The ‘he’ was Metter freshman lefthander Caelon Vernon who scattered six hits and stranded nine Redskins as the Tigers battled to defend their region championship.

The two teams will square off again at 6 p.m. Thursday at Metter and the assignment for Bryan County (14-7, 7-1) is simple: win and claim a region championship. Lose and possibly finish as a frustrated runner-up.

Metter (5-11-2, 5-2) is having an off-season by its lofty standards: after winning back-to-back state championships the Tigers advanced to the Elite Eight last year where they lost to eventual state champion Prince Avenue. Going into this season Metter was 86-21 over the previous three years.

However, when it comes to region play it is still the team to beat despite having a lineup dominated by underclassmen and playing without all-state shortstop Rustin Rigdon who is committed to Vanderbilt. Rigdon was lost for the season due to arm surgery.

“If we beat them, we’re region champs,” Covington said. “If they beat us, it’ll come down to their game with Screven County. If we both finish with two losses the tiebreaker is head-to-head. We’ve got second locked up but we want to win the region.”

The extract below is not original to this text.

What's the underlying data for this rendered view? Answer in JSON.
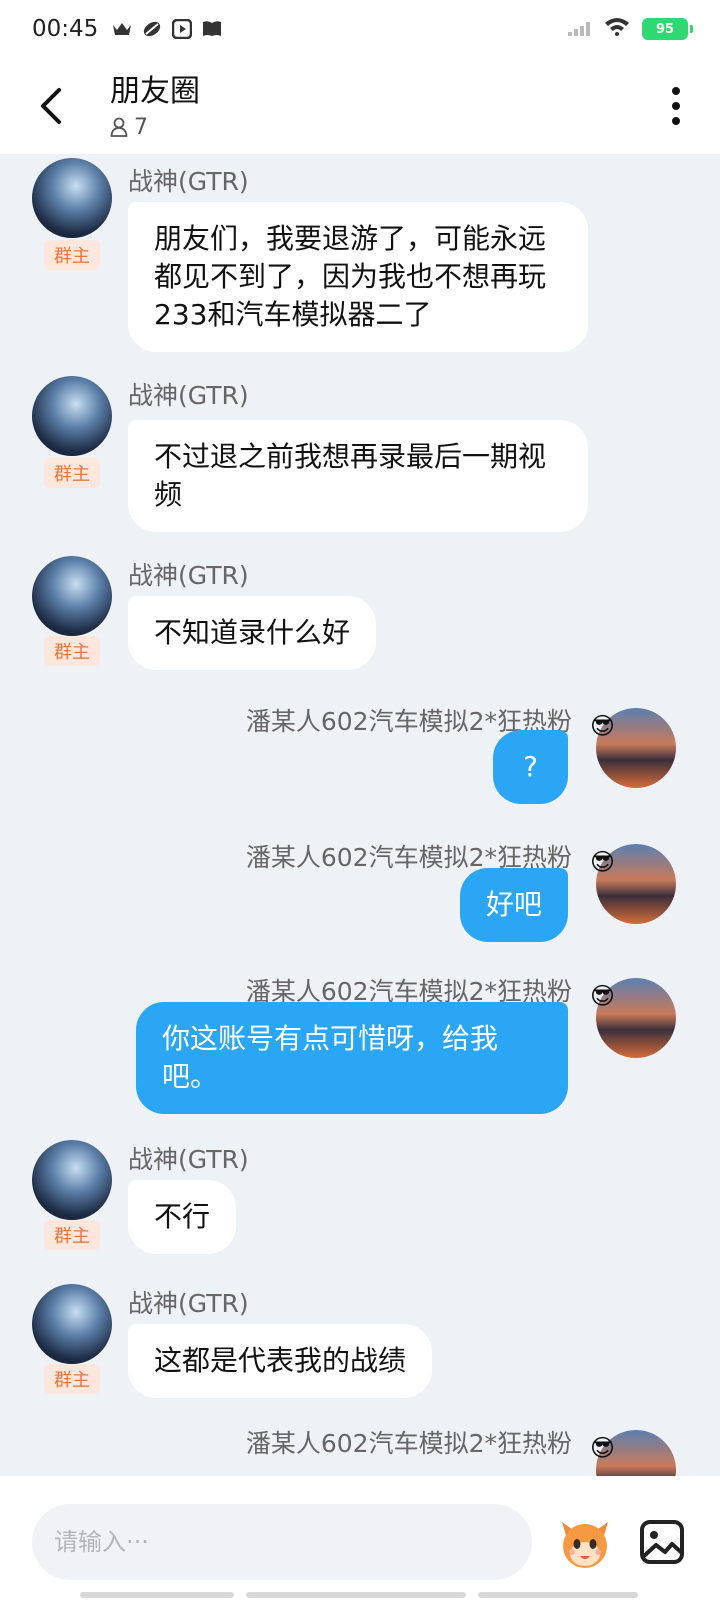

By winning the first game—only its fifth win over Metter against 21 losses in the last dozen years—Bryan County assured itself of opening state tournament play at home. And it would be, Covington said, their first home state playoff series since that 1987 title.

After losing a 6-1 lead, the Redskins won it in the eighth when freshman catcher Eli Koskela scored on a Metter error. Ethan Williams laid down a bunt which the Tigers pitcher threw wildly past first and Koskela came in to score. Cooper Ennis got the win in relief of starter Trip Wiggins.

Wiggins was cruising until the fourth when Metter scored five runs, all unearned, thanks to some shaky Bryan County defense.

Wiggins gave up a leadoff single but he got the next two men. However, the next hitter reached on an error and that opened the floodgates. The next three batters singled and then shortstop Carter Gainus crushed a 2-2 pitch to left for a three-run homer to tie the game.

Bryan regained the lead in the bottom of the evening when Wiggins doubled with one out, moved to third on Tanner Ennis’ bunt single and then scored on an error. Metter scored in the fifth to force extra innings.